Self-hosting
It's possible to self host the components of Inngest, and manage the entire system within your own environment.
Explore the architecture
There are multiple components to Inngest, each of which will need to be created:
- The state system, which records state for function runs
- The queueing system, which schedules and invokes particular steps within a function
- The messaging system, which acts as an event bus for incoming events
- The data store, which is a persisted data store for function & action version metadata
- The core api service, which manages source keys, function metadata, and action metadata
- The event api service, which accepts events and publishes them to the messaging system
- The runner service, which receives events from the messaging system and enqueues functions
- The executor service, which executes individual steps within a function
You can read more about the architecture of Inngest in our architecture docs.
Requirements
Backing systems
The state systems, queueing systems, messaging systems, and data store must be highly available. We have multiple drivers for each, and recommend using widely available systems such as hosted Redis, SQS/SNS, or Google Pub/Sub.
Service resources (RAM, CPU, etc.)
There are two primary factors which determine the resources that your services need:
- Events per second; the number of events you send Inngest per second. This impacts the memory and CPU required for the event API, runner, and state store.
- Function execution; the frequency and intensity of the functions you execute. Long running, demanding functions require a greater reserve of CPU and RAM for allocation within executors. Many short running functions per second adds load to your state store.
Ports and networking
At it's core, the only requirement is that events can be ingested via the event service, which requires plain HTTP(s) support. The services communicate via backing systems (eg. NATS) and are currently shared-nothing; they do not communicate directly.
Running services
At a high level, Inngest's services can be served via the inngest serve
command
using the CLI. One or or more services at a time can be
served from a single process. For example:
inngest serve executor
runs the executor service.inngest serve event-api runner
runs the event API and the runner together in a single process.
When serving multiple services at once, if one service terminates the process will safely stop the other services and terminate.
Docker images
Docker images are available to run services:
docker run -d --restart always --name runner inngest/inngest:latest inngest serve runner
Configuration
You can configure services via a config.cue
file within:
/etc/inngest/config.cue
- Via the
-c
flag, eg.inngest serve -c ./path/to/config.cue runner
- Via the
INNGEST_CONFIG
environment variable (eg. if you store config in a secrets manager).
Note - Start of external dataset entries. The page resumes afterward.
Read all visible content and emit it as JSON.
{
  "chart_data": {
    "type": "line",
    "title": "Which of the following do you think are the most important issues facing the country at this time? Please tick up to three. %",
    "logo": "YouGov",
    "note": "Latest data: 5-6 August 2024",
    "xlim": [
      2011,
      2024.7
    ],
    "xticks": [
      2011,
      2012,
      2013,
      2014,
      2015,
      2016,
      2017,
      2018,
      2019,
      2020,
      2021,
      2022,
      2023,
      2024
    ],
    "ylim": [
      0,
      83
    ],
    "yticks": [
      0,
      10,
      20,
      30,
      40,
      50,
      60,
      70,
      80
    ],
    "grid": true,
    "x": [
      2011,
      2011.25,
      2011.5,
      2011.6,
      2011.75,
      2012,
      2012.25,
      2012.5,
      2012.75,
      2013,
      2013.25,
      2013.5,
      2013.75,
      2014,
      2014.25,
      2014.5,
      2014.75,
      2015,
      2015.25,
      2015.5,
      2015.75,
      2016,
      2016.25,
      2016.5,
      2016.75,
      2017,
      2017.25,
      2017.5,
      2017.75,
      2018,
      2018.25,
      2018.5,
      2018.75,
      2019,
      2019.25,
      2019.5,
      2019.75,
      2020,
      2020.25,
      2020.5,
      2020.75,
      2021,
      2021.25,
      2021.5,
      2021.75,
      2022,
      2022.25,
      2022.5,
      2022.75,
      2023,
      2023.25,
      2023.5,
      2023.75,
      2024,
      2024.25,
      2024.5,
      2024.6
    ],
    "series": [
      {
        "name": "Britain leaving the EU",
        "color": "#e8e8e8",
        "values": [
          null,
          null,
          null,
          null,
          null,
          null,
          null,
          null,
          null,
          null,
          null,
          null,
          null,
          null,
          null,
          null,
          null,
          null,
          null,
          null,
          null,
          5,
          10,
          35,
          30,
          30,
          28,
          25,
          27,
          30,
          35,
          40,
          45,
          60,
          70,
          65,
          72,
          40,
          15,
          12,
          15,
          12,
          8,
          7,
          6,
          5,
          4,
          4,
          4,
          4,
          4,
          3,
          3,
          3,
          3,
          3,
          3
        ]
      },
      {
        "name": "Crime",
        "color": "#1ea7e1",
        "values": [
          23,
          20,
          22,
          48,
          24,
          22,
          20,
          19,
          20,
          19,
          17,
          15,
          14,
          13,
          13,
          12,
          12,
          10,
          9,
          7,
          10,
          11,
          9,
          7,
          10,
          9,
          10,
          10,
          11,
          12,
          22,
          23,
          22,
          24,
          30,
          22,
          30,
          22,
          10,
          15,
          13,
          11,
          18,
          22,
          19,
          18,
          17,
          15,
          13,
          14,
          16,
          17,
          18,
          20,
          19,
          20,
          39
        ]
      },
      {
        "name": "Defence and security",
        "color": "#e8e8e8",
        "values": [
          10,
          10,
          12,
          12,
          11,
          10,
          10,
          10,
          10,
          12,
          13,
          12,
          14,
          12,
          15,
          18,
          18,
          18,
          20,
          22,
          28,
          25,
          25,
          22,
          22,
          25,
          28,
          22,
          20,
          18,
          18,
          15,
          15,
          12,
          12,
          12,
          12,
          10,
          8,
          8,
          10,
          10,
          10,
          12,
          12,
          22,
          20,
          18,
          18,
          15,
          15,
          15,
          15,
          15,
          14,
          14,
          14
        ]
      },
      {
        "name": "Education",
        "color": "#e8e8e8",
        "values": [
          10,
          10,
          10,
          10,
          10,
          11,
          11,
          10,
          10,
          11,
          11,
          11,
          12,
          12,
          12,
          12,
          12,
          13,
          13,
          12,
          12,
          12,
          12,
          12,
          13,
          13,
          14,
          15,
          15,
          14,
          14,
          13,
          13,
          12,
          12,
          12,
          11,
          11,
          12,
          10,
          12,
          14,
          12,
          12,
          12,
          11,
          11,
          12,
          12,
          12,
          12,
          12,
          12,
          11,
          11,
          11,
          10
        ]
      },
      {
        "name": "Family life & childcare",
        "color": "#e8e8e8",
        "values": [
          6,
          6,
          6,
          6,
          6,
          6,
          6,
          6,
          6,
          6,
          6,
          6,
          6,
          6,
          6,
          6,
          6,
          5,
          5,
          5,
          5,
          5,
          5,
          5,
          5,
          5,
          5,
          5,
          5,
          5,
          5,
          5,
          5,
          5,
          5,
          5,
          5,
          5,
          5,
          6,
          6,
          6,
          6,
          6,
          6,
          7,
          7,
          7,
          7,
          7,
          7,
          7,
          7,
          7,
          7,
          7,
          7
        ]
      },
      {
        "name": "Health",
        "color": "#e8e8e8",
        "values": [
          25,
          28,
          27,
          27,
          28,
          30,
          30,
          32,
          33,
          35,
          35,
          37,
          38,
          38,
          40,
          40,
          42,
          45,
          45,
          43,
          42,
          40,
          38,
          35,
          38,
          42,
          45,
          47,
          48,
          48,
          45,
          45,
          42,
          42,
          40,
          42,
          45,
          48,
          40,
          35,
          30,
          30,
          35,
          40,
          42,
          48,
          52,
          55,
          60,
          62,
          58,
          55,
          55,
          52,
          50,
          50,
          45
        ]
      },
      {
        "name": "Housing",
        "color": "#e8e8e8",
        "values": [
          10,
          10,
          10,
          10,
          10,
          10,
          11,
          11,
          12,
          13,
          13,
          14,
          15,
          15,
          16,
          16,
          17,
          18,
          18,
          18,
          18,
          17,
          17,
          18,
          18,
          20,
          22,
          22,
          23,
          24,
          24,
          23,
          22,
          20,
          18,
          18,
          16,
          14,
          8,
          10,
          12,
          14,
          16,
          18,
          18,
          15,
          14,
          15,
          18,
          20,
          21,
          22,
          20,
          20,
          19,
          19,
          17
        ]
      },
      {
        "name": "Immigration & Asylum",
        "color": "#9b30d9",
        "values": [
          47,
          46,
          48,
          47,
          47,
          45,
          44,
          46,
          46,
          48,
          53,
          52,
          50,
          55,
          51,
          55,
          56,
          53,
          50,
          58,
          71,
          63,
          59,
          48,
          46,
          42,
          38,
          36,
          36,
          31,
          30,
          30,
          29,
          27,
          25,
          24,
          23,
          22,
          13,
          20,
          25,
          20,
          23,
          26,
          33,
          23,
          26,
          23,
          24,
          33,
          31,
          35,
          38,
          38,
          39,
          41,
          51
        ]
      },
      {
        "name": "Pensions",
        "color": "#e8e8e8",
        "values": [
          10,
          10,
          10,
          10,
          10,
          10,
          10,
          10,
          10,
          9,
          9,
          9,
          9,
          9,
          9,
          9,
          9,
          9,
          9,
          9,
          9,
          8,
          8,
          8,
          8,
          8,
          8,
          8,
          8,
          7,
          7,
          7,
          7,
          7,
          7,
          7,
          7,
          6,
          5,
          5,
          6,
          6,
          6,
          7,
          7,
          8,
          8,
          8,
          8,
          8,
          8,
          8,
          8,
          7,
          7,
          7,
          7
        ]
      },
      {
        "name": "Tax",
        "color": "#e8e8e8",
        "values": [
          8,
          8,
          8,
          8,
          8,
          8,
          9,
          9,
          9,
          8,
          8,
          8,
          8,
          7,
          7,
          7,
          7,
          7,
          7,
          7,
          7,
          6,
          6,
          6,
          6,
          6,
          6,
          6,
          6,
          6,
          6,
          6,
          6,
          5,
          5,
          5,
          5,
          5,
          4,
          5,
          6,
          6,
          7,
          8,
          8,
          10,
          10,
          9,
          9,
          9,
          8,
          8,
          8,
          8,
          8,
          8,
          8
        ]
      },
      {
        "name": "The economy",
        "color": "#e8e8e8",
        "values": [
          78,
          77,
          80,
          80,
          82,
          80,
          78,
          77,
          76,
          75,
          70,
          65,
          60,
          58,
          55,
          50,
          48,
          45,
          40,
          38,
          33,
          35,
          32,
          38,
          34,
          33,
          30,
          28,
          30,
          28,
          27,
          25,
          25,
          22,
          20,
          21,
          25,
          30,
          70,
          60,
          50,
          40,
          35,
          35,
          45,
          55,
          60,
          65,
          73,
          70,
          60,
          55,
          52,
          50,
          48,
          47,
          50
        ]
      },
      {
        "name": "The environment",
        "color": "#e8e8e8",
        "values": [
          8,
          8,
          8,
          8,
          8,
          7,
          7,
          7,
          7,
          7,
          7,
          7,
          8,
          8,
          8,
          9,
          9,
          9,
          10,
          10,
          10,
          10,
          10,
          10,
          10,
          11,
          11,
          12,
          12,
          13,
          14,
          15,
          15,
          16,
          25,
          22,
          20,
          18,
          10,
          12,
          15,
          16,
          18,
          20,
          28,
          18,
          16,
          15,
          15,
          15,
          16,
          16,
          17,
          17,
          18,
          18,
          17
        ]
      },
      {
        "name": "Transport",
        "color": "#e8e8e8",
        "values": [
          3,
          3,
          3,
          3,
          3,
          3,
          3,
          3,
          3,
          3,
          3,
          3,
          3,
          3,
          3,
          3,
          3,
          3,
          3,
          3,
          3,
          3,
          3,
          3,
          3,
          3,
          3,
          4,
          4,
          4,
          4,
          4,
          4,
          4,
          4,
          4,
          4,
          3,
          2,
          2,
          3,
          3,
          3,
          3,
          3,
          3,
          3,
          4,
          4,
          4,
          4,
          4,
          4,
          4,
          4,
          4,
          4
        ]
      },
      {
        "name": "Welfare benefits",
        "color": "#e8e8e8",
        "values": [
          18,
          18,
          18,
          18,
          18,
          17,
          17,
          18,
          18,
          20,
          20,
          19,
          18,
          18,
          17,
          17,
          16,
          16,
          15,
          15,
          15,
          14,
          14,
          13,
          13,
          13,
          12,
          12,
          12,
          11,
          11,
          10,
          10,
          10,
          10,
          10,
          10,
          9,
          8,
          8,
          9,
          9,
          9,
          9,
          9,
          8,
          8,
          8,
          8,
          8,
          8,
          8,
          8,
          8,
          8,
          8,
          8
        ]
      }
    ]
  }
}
The env variable must be the full escaped config file.
You can view the configuration specification here, with example configuration files in two places:
- Example hosting stacks have configuration files
- Each end-to-end test has example configuration files
Environment variables
Config can contain environment variables for interpolation. An example:
package main
import (
config "inngest.com/defs/config"
)
config.#Config & {
state: {
service: {
backend: "redis"
// REDIS_HOST will be replaced with the environment variable's value.
host: "${REDIS_HOST}"
}
}
}
Example self-hosting stacks
We have example self-hosting stacks documented within our CLI repo. These document a range of self hosting environments, from AWS stacks using ECS to single machines via Docker Compose.